The ethics panel is probing allegations that Alatorre intervened last year with city charity regulators on behalf of a fund-raising and event planning firm founded by his wife, Angie. The panel has sued Alatorre, seeking a court order forcing him to comply with its subpoena and answer investigators’ questions under oath.
On Friday, Superior Court Judge Robert H. O’Brien set a hearing for late next month to consider arguments.
Alatorre, who was at City Hall and did not attend the court session, declined to answer reporters’ questions. In previous interviews, he and his wife have said they have done nothing illegal or improper.
Alatorre’s alleged intervention came after a charity fund-raising license was canceled for Eventfully Yours, a firm established by Angie Alatorre in 1987, because it failed to submit required financial information. A call by Alatorre to the city’s top charity regulator prompted a temporary extension of Eventfully Yours’ license, which the company needed to stage a major fund-raiser for a children’s charity that the councilman helped create, records and interviews show. The firm later collected a $13,000 fee for that event, but never produced the required financial data.
Alatorre had said earlier that he did not recall the conversation, but he also said he may have made the call.
Any legal dispute over the charity law--or the federal court decision that came months after Alatorre’s alleged intervention--is beside the point, Ethics Commission attorneys argued in the court papers they filed Friday.
“It is the unlawful conduct of public officials attempting to use their position to influence a government decision, not the validity of [the charity ordinance] which would constitute a violation of the law,” the panel’s attorneys said. Such violations can result in penalties of up to $5,000.
On Friday, O’Brien agreed to give a new team of Alatorre attorneys time to prepare a response. The lawyers, Jack Quinn and former Assistant U.S. Atty. Eric L. Dobberteen, have each represented high-profile clients, ranging from former savings and loan owner Charles H. Keating Jr. to former Assembly Speaker Pro Tem Mike Roos and Orange County Sheriff Brad Gates.
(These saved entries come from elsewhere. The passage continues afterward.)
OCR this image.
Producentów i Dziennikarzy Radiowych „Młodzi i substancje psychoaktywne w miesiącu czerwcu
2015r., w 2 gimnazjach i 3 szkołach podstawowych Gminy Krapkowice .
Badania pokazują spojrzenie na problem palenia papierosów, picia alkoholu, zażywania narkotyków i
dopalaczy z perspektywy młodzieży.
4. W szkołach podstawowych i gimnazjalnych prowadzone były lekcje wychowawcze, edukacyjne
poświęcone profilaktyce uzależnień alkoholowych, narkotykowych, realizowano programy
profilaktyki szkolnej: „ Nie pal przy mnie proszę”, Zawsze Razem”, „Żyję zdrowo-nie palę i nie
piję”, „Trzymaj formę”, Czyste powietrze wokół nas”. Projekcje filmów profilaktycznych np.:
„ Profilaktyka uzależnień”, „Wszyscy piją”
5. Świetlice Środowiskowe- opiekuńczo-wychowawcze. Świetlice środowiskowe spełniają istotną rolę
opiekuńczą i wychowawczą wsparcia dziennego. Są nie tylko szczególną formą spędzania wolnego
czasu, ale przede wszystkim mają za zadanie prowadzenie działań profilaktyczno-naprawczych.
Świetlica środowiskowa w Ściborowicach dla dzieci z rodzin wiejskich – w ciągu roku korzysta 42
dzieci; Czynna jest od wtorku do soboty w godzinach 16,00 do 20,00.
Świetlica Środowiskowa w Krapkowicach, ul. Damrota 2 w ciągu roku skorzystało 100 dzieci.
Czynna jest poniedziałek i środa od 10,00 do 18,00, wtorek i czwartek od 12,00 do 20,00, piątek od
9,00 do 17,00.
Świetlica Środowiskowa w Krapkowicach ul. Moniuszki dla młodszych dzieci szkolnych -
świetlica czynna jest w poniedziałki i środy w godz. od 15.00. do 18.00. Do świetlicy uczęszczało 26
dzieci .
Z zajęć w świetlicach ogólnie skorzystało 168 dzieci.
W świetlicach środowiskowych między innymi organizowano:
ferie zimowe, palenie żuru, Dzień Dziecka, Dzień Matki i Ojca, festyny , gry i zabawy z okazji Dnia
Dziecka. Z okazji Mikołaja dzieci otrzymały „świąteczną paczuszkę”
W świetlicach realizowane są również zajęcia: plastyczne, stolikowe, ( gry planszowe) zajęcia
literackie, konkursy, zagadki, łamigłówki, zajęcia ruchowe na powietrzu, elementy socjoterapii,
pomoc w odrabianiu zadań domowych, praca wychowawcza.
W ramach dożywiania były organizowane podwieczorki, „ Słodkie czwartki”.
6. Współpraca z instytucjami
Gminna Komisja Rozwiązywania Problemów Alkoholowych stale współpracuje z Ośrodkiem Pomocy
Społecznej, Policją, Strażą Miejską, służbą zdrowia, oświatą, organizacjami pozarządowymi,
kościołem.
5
The attorneys, saying they had only been retained hours earlier, declined to discuss the case Friday, or whether Alatorre will continue to resist the subpoena. “No decision has been made on that,” Quinn said.
Ethics Commission officials said that in the agency’s six-year history, dozens of investigative subpoenas have been issued. “No one has ever refused to comply,” the agency’s director of enforcement, Laurie Tabachnik, told reporters.
The investigation began after a Times story examining the close ties between the Alatorres and two Eastside charities they helped form. The councilman has solicited donations for the charities from businesses, lobbyists and others doing business with the city and the Metropolitan Transportation Authority, of which he has been an influential board member.
The charities exclusively hired Eventfully Yours, paying the small firm more than $225,000 to stage fund-raisers and events in recent years. As legal ownership of the company has shifted between Angie Alatorre’s close relatives, she has remained a key executive, drawing a $36,000 annual salary, the Alatorres say.
The MTA inspector general’s office is investigating the financial links between the charities and Eventfully Yours. The firm also is being investigated by the state attorney general’s office for allegedly failing to properly account for five years of charitable fund-raising.